Em junho de 1976, o compacto com o dueto de Elton e Kiki Dee, Don’t Go Breaking My Heart, monopolizou as paradas de sucessos planetárias, vendeu milhões de cópias e contribuiu ainda mais para a saturação da imagem do músico inglês na mídia. Em outubro do mesmo ano, Elton publicou o subestimado álbum duplo Blue Moves, que tem canções magníficas em quantidade suficiente para ser chamado de “clássico”, mas que não repetiu a performance comercial assombrosa dos álbuns anteriores e não cativou os (de)formadores de opinião da imprensa musical. Entre os fatores que resultaram no relativo fracasso de Blue Moves e no fim do ciclo virtuoso da carreira de Elton John está a repercussão negativa da entrevista concedida pelo astro para a revista Rolling Stone no mesmo mês do lançamento do disco, na qual ele afirmou ser bissexual. A declaração teve como consequência imediata a retração nas vendas dos discos de Elton John no mercado norte-americano, em especial na região conhecida como Cinturão da Bíblia. Além disso, o músico e seus colaboradores começaram a sentir a estafa resultante de anos a fio de trabalho ininterrupto. O cansaço e a loucura da fama desgastaram a relação de Elton com seus músicos e principalmente com o amigo e letrista Bernie Taupin. Os dois decidiram dar um tempo na parceria e buscaram outros colaboradores: Bernie foi trabalhar com outro amigo, Alice Cooper, e Elton catou um novo letrista, o eficiente Gary Osbourne, para manter a carreira nos trilhos.
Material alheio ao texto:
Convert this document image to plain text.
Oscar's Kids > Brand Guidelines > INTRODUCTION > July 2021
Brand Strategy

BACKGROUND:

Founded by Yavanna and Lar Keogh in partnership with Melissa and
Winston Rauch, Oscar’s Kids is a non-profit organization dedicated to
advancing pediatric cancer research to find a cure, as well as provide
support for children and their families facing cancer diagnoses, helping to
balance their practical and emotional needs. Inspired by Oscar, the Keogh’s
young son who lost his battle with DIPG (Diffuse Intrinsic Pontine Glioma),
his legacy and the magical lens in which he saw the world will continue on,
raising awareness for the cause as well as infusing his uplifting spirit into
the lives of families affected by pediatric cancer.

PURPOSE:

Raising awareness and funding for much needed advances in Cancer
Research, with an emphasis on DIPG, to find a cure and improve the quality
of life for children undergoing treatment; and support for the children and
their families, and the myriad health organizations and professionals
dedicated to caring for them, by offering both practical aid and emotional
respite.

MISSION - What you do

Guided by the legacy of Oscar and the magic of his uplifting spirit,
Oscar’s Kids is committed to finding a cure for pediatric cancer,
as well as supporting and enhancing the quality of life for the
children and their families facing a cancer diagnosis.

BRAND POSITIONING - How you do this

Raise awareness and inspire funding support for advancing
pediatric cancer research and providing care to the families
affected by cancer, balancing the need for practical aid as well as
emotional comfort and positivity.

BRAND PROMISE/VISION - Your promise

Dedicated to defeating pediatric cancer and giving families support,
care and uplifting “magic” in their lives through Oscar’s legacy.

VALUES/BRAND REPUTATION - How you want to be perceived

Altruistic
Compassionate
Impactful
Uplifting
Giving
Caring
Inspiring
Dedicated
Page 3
Para completar a lista de fatores que contribuíram para o encerramento da fase de ouro de Elton John listamos o estado da arte da música pop na segunda metade dos anos 1970, marcado pela emersão ao mainstream da disco music e do punk, gêneros que representaram novos estilos de vida urbanos e que, por isso, dominaram a cobertura da mídia especializada naquele tempo. O impacto do surgimento da disco music e do punk foi de tal monta que os astros pop da primeira metade da década de 1970 viram-se subitamente transformados em “veteranos” e tiveram que repensar seus passos em um novo cenário comercial e cultural hostil. Alguns artistas retiraram-se do picadeiro pop por alguns anos nessa época, entre eles John Lennon, Paul Simon e Leonard Cohen, mas Elton John decidiu manter-se em evidência no mercado pop, redefinindo sua música e até mesmo o seu visual. Tudo ficaria bem se tal esforço não tivesse sido acompanhado pelo consumo excessivo de drogas e de bebida, pelos gastos desenfreados e pelo pesado sentimento de culpa ligado ao fato de que o cantor precisou esconder sua verdadeira identidade sexual do grande público por medo de represálias pessoais e comerciais. Elton lutou para permanecer no hit parade, mas não lutou pela própria saúde e pela própria sanidade.
Enquanto muitos de seus contemporâneos tornaram-se páginas viradas do folhetim pop nos anos 1980, Elton John continuou a produzir sucessos mundiais: só em 1981 e em 1986 o astro não colocou uma canção no topo das paradas. Por mais doente que estivesse, Elton permanecia capaz de compor belas melodias, de produzir muitas gravações e de fazer muitos shows. Foi no encerramento da década que Elton, exausto, drogadito, bulímico e emocionalmente devastado por conta de um casamento heterossexual que não atendeu seus desejos mais básicos, decidiu procurar ajuda. Quando voltou à cena, estava livre das drogas e da bebida e pronto para assumir-se homossexual sem se importar com o impacto que tal revelação teria sobre sua carreira. Outros sucessos vieram, entre eles a já citada trilha sonora do filme O rei leão e a versão de Candle in the Wind feita para o funeral da Princesa Diana, além do título de ‘Sir’ concedido pela realeza britânica. Elton também encontrou o parceiro que tanto procurou pela vida afora no cineasta David Furnish, com quem casou. Os dois filhos do casal completaram o “final feliz” da história de Elton John, que neste momento realiza gigantesca turnê mundial de despedida dos palcos.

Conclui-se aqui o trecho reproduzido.